Should U.S. Intervene In Jasmine Revolutions In Africa, Asia, Libya?
Written by  // Monday, 07 March 2011 13:08 //

Are we embarking upon a new paradigm with the reaction to the “Jasmine Revolution”?


Traditionally, national boundaries have been inviolable.  What happened within a nation was that country’s business and no other country or group of countries had the right to intervene.  


The impact of intervention has to be carefully calculated. Note the American Civil War. More men died in this conflict than in all of America’s other wars combined.  Over 460,000 soldiers perished during that four year conflict.   Despite the horrors, foreign nations kept their distance.  It was an American affair.  Consider…what if Great Britain or France had been so outraged about the carnage that they had demanded a negotiated settlement?   What would our nation look like today?  How much longer would the South have embraced slavery?


When we look at the world today, revolutions are the norm.  Most of Africa is in turmoil from Zimbabwe to Libya, from the Ivory Coast to Somalia.   The same applies to the Middle East.  In each of these nations people have taken a public stand against their government, but have all the people done so?  Or, is the outrage expressed by a very vocal minority within camera range? Note: the signs are in English.  


Egypt has 80 million people, but the media reported only about 1 million took to the streets even after success had been achieved.  Why so few; only 1.25% of the population?  How representative is the popular revolution there?  Are the majority more concerned about civil war and chaos?  What is really going on?


In some instances the governments have fallen like Egypt and Tunisia.  Other governments have responded with counter-attacks to maintain their position like Yemen, Iran, and Libya.  The bloodshed may be horrific, but nothing on the scale of Rwanda.


Thus the question arises. At what point do foreign nations employ their influence, treasure, manpower, and military might to intervene in the internal affairs of another country to determine its fate?    Is there really anything the West can do?  Perhaps the bigger question is: “Is there anything the West should do?”


Consider the issue carefully.   What would happen if two million people descended upon Washington D.C. and violently demanded that the President and Congress should resign? The image would fill the field of a camera’s view.  Would Americans merely cast aside our constitution to satisfy the whims of this .65% of the population?  What of the beliefs of the other 306 million citizens? Do their concerns not matter?


Worse, suppose these people became violent and military force was needed to re-impose order.  Would the United States face condemnation and invasion by foreign powers that support the dissident cause? 

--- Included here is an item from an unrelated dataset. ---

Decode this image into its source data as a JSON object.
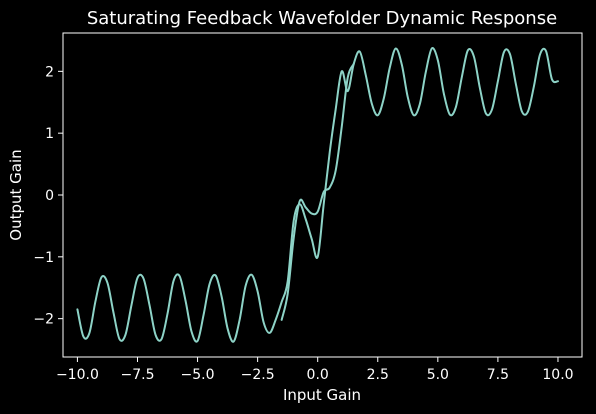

The point being, the world had better be very careful in its response to the problems that are unfolding around the globe.   Embarking upon a policy of intervention can have unintended consequences far beyond the benevolent dreams of proponents.  It is a dangerous door to walk through.


Certainly, it is difficult to merely stand by and watch terror unfold, but once you step in you own the problem!   Could the eventual outcome prove to be worse for the people than the “abusive government” replaced?  Iran? Zimbabwe? 


Furthermore, once this new interventionist  policy is in place, one must ask: would Western Europe and the United States invade China should another Tiananmen Square event like that in 1989 occur?  Or, is this policy conveniently directed only against weak third world nations?


There is a lot to consider!  America had best look very carefully before it leaps!!!